Intelligence and security services chiefs from across Africa have joined the efforts toward the realisation of free movement of people across the continent.
The heads of intelligence and security services met in Kigali over the weekend to mull interventions toward the ambitions of having unrestricted movement of Africans across the continent.
Meeting under the umbrella body, Committee of Intelligence and Security Services of Africa (CISSA), they underscored that involvement of intelligence and security services is largely due to concerns and fears of security challenges once the move is operationalised.
The meeting of intelligence chiefs on the matter was preceded by a gathering of members of African Union committee on free movement of people in Kigali.
The AU gathering finalised a draft protocol that, among other aspects, promotes the African passport, principles of right of entry, non-discrimination, right of residence as well as protection from unjustified expulsion.
According to the Executive Secretary of CISSA, Shimeles Semayat, several countries expressed concerns that opening up borders could see an increase of cross-border crimes such as smuggling of weapons and contraband, human trafficking, illicit trade, among others.
Other concerns by African countries on potential challenges include public health threats such as Ebola as well as unequal development among countries which could see big economies overwhelmed by labour immigrants.
“There are concerns that criminal syndicates will exploit the opportunity of free movement and use ships, air and land transport to their advantage.
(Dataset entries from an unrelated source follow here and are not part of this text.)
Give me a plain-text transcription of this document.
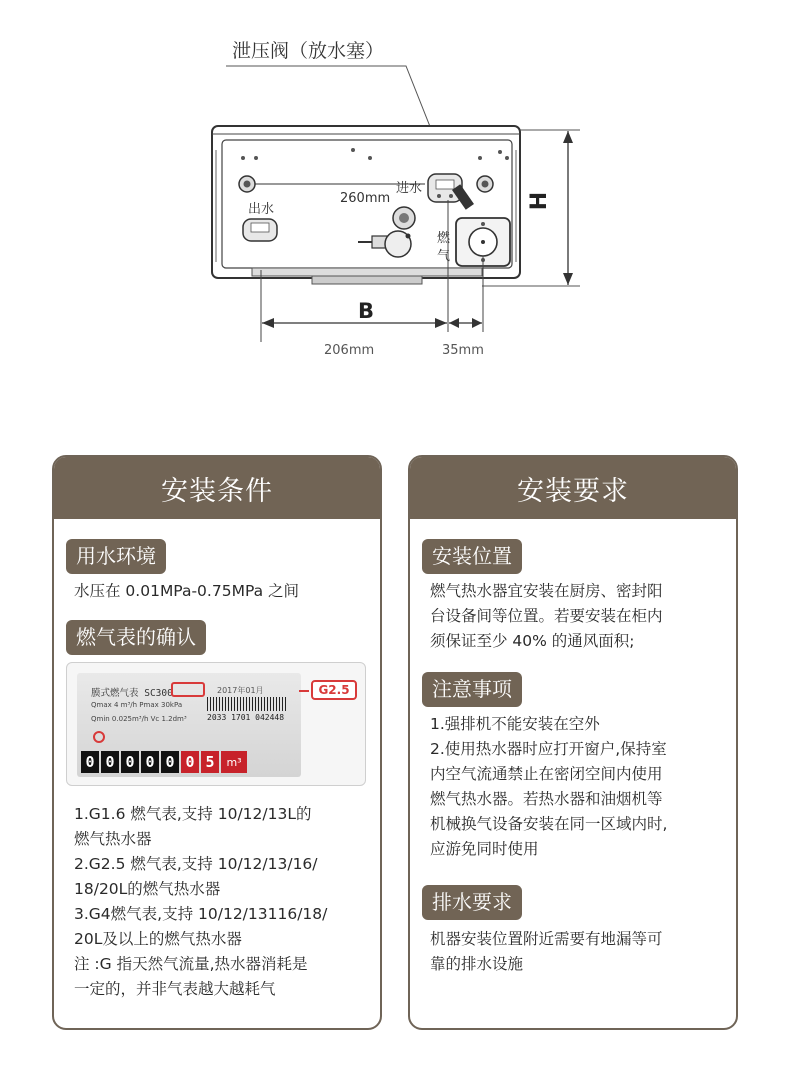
泄压阀（放水塞）
260mm
进水
出水
燃
气
H
B
206mm	35mm
安装条件
用水环境
水压在 0.01MPa-0.75MPa 之间
燃气表的确认
膜式燃气表 SC300	2017年01月
Qmax 4 m³/h Pmax 30kPa
Qmin 0.025m³/h Vc 1.2dm³	2033 1701 042448
0 0 0 0 0 0 5	m³
G2.5
1.G1.6 燃气表,支持 10/12/13L的
燃气热水器
2.G2.5 燃气表,支持 10/12/13/16/
18/20L的燃气热水器
3.G4燃气表,支持 10/12/13116/18/
20L及以上的燃气热水器
注 :G 指天然气流量,热水器消耗是
一定的，并非气表越大越耗气
安装要求
安装位置
燃气热水器宜安装在厨房、密封阳
台设备间等位置。若要安装在柜内
须保证至少 40% 的通风面积;
注意事项
1.强排机不能安装在空外
2.使用热水器时应打开窗户,保持室
内空气流通禁止在密闭空间内使用
燃气热水器。若热水器和油烟机等
机械换气设备安装在同一区域内时,
应游免同时使用
排水要求
机器安装位置附近需要有地漏等可
靠的排水设施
CISSA will work to put in place precautionary strategies to deal with real and perceived threats,” Semayat said.
Semayat told The New Times that the intelligence and security chiefs are looking to internalise the concept of free movement of people and, in the process, consider security threats and how to tackle them.
He added that the intelligence forces also plan to increasingly share information among themselves to address cross-border crimes that may arise from free movement of people.
Tool for integration
Speaking at the CISSA meeting, Foreign Affairs minister Louise Mushikiwabo said realisation of free movement ambitions will be an important tool to fast-track integration.
She said the pace of integration was still somewhat very slow but could be boosted by the visa-free regime.
Mushikiwabo allayed fears that free movement of people would jeopardise security or compound economic challenges, noting that the incorporation of security stakeholders would help anticipate and prepare for security challenges.
“Free movement of people should not be directly associated with insecurity and socio-economic hardship; and that is why we must anticipate, prepare, share information and coordinate our collective security,” the minister said.
“Seychelles, the only African country to offer visa-free access for all Africans and the most open country to Africans, is secure and has no particular socio-economic challenge,” she added.
With Africa still divided along colonial boundaries and also affected by security, socio-economic and political challenges, she noted that opening up to one another would make room for closer cooperation.
Stating Rwanda’s stand on visa-free movement, Mushikiwabo said that Rwanda believes that free movement of African citizens is the way for real African integration and one of the preconditions for Africa to unleash its full development potential.
“There is no way for our countries to trade with one another, contribute to each other’s economies without an open Africa. We must find a secure, legal way to allow Africans to cross from one country to another,” Mushikiwabo said.
The Secretary-General of the National Intelligence and Security Services, Brig Gen Joseph Nzabamwita, who also chairs CISSA, said the organisation was ready to share experiences and lessons as well as review empirical data to be able to ensure that the continent makes the most of free movement of people.
Nzabamwita said free movement of Africans woud help the continent deal better with globalisation, and increase trade and prosperity for the continent.
Visa free movement is said to hold multiple benefits including increased investments and industrial growth, increased job creation, larger market for African goods, increased integration and deeper intra-regional trade.
Other benefits include easy repatriation of profits for nationals working in neighbouring states as well as students’ access to better education, among other benefits.
A recent report by the African Development Bank showed that African passport holders continue to face visa hurdles when travelling to other African countries.
The report showed that African passport holders still require visas to access 54 per cent of countries in the continent.
Only 10 African states do not require visa for Africans while just 24 per cent have provisions for visa-on-arrival regime.
East African and West African regional economic blocs are the most open, the AfDB report said.
‘Free movement of people should not be directly associated with insecurity and socio-economic hardship; and that is why we must anticipate, prepare, share information and coordinate our collective security. Seychelles, the only African country to offer visa-free access for all Africans and the most open country to Africans, is secure and has no particular socio-economic challenge.’